Une relative permanence de genre donc, mais une traduction dans une grammaire plastique différente. Une réactivité à l’événement qui est une marque de cet art nouveau.[2]

J’avais à l’esprit ces catégories quand, lors d’une promenade, j’ai vu un pochoir représentant une Madone, c’est-à-dire, une représentation d’une Vierge à l’enfant. J’ai été surpris de trouver sur un mur une « image pieuse », un exemple, modeste il est vrai, d’une peinture qu’il faut bien qualifier de religieuse.

Cette surprise devint une interrogation non sur les raisons de mon étonnement mais une invitation à clarifier l’image iconique de la Madone.

Des artistes se sont emparés de cette figure, comme ils l’ont fait pour d’autres icônes, pour en faire des pastiches dans le but avoué de s’en moquer. D’autres ont célébré, je le crois sincèrement, la Vierge et son fils Jésus. D’autres enfin, s’en sont démarqués mais s’y réfère implicitement en associant mère et enfant dans une même fresque.

Ces « murs », ces fresques, ces pochoirs ont été peints sur les murs de villes occidentales et plus précisément, les villes de pays dans lesquels le catholicisme a profondément marqué la culture. Je crois comprendre que les madones contemporaines traduisent bien davantage l’amour maternel que la naissance de Jésus. Amour considéré comme le mieux partagé et le plus universel.

Je ne discuterai pas la vérité de cette affirmation[3] mais je m’intéresserai à la construction de l’image de la Madone.

Remarquons que le sujet de la Vierge à l’enfant est le thème le plus représenté de tout l’art chrétien devant la crucifixion. Son succès s’explique par le fait que le couple mère/enfant renvoie à des thèmes archaïques fort anciens. La mère allaitant un enfant/dieu est une image des origines, une image de l’amour maternel et aussi une image de la fécondité.

C’est dans ce riche et polysémique réseau de référents qu’à l’époque romane, entre le 12ème et le 13ème siècle, peintres et sculpteurs vont « inventer » la Vierge à l’enfant.

Une Vierge, assise sur un trône, et tenant un Jésus adulte sur les genoux. Des deux personnages, Vierge et enfant Jésus, le personnage important pour les croyants de l’époque est Jésus et non sa mère dont on ne sait rien. Jésus, le Messie attendu par le peuple d’Israël, Dieu fait homme, mort et ressuscité est le fondement doctrinal du christianisme.

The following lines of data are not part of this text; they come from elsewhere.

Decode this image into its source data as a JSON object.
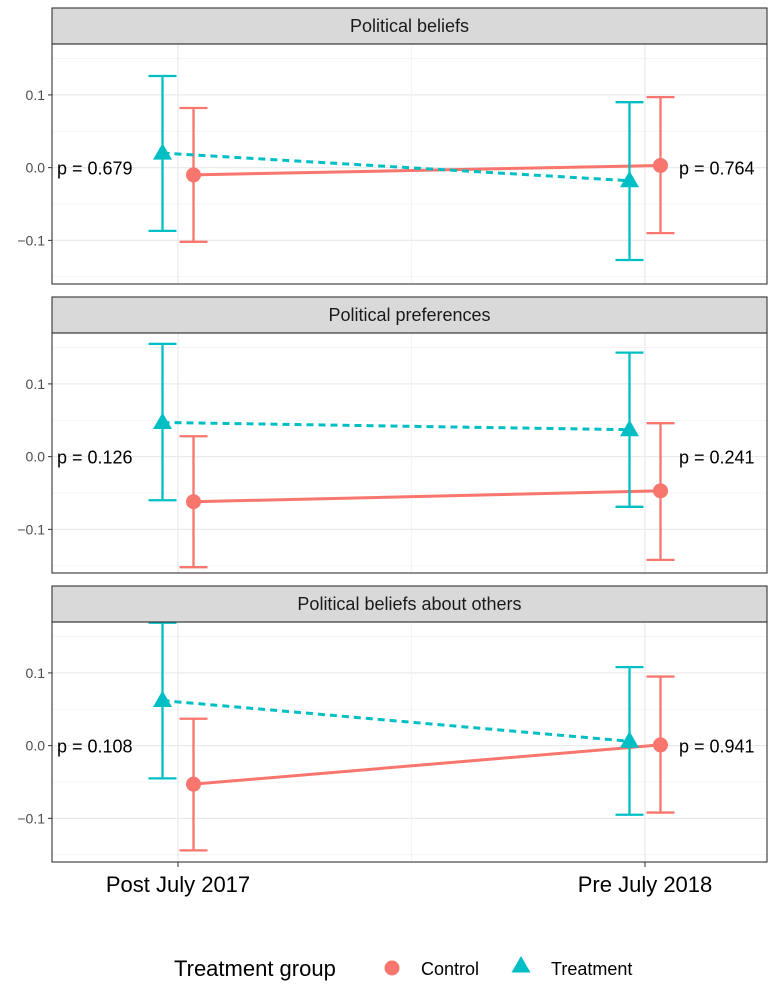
{
  "chart_data": {
    "type": "line",
    "x": [
      "Post July 2017",
      "Pre July 2018"
    ],
    "ylim": [
      -0.16,
      0.17
    ],
    "yticks": [
      -0.1,
      0.0,
      0.1
    ],
    "ytick_labels": [
      "−0.1",
      "0.0",
      "0.1"
    ],
    "grid": true,
    "legend": {
      "title": "Treatment group",
      "position": "bottom",
      "items": [
        {
          "label": "Control",
          "color": "#F8766D",
          "shape": "circle",
          "linetype": "solid"
        },
        {
          "label": "Treatment",
          "color": "#00BFC4",
          "shape": "triangle",
          "linetype": "dashed"
        }
      ]
    },
    "panels": [
      {
        "title": "Political beliefs",
        "series": [
          {
            "name": "Control",
            "values": [
              -0.01,
              0.003
            ],
            "lower": [
              -0.102,
              -0.09
            ],
            "upper": [
              0.082,
              0.097
            ]
          },
          {
            "name": "Treatment",
            "values": [
              0.02,
              -0.018
            ],
            "lower": [
              -0.087,
              -0.127
            ],
            "upper": [
              0.126,
              0.09
            ]
          }
        ],
        "p_labels": [
          "p = 0.679",
          "p = 0.764"
        ]
      },
      {
        "title": "Political preferences",
        "series": [
          {
            "name": "Control",
            "values": [
              -0.062,
              -0.047
            ],
            "lower": [
              -0.152,
              -0.142
            ],
            "upper": [
              0.028,
              0.046
            ]
          },
          {
            "name": "Treatment",
            "values": [
              0.047,
              0.037
            ],
            "lower": [
              -0.06,
              -0.069
            ],
            "upper": [
              0.155,
              0.143
            ]
          }
        ],
        "p_labels": [
          "p = 0.126",
          "p = 0.241"
        ]
      },
      {
        "title": "Political beliefs about others",
        "series": [
          {
            "name": "Control",
            "values": [
              -0.053,
              0.001
            ],
            "lower": [
              -0.144,
              -0.092
            ],
            "upper": [
              0.037,
              0.095
            ]
          },
          {
            "name": "Treatment",
            "values": [
              0.062,
              0.006
            ],
            "lower": [
              -0.045,
              -0.095
            ],
            "upper": [
              0.169,
              0.108
            ]
          }
        ],
        "p_labels": [
          "p = 0.108",
          "p = 0.941"
        ]
      }
    ]
  }
}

Ces Vierges ont été appelées « sedes sapientiae », c’est-à-dire, siège de la Sagesse ou trône de la Sagesse. A sa création, la Madone est donc un symbole de la sagesse et non de la Nativité.

Paul, dans les Evangiles, cite le nom de Marie la désignant comme la mère de Dieu. Dès les épitres, des apories surgissent. Comment expliquer qu’une femme enfante un dieu alors que dans les religions de l’antiquité, la religion grecque et la romaine, les dieux et demi-dieux étaient conçus par des dieux.

Pour la résoudre, il fallut, bien des siècles plus tard, inventer l’existence d’un Esprit saint qui aurait « visité » une vierge (une vierge qui sera réputée « immaculée », c’est-à-dire, n’ayant pas commis le péché de chair).

Autre aporie, comment expliquer que Jésus de Nazareth soit à la fois le fils d’un dieu unique et Dieu lui-même. Les pères de l’Eglise et les conciles ne purent expliquer cette double nature du Christ. Ils conclurent que c’était un mystère.

L’art gothique, au 13ème et au 14ème siècle, privilégie la Vierge au détriment de l’enfant qui, dans la composition, prend une place de moins en moins importante. L’enfant Jésus prend la forme d’un nourrisson et le rapport de grandeur traduit la primauté de Marie.
Le baroque ira plus loin encore en supprimant l’enfant Jésus du couple pour ne garder que la Vierge. Elle symbolise alors la pureté.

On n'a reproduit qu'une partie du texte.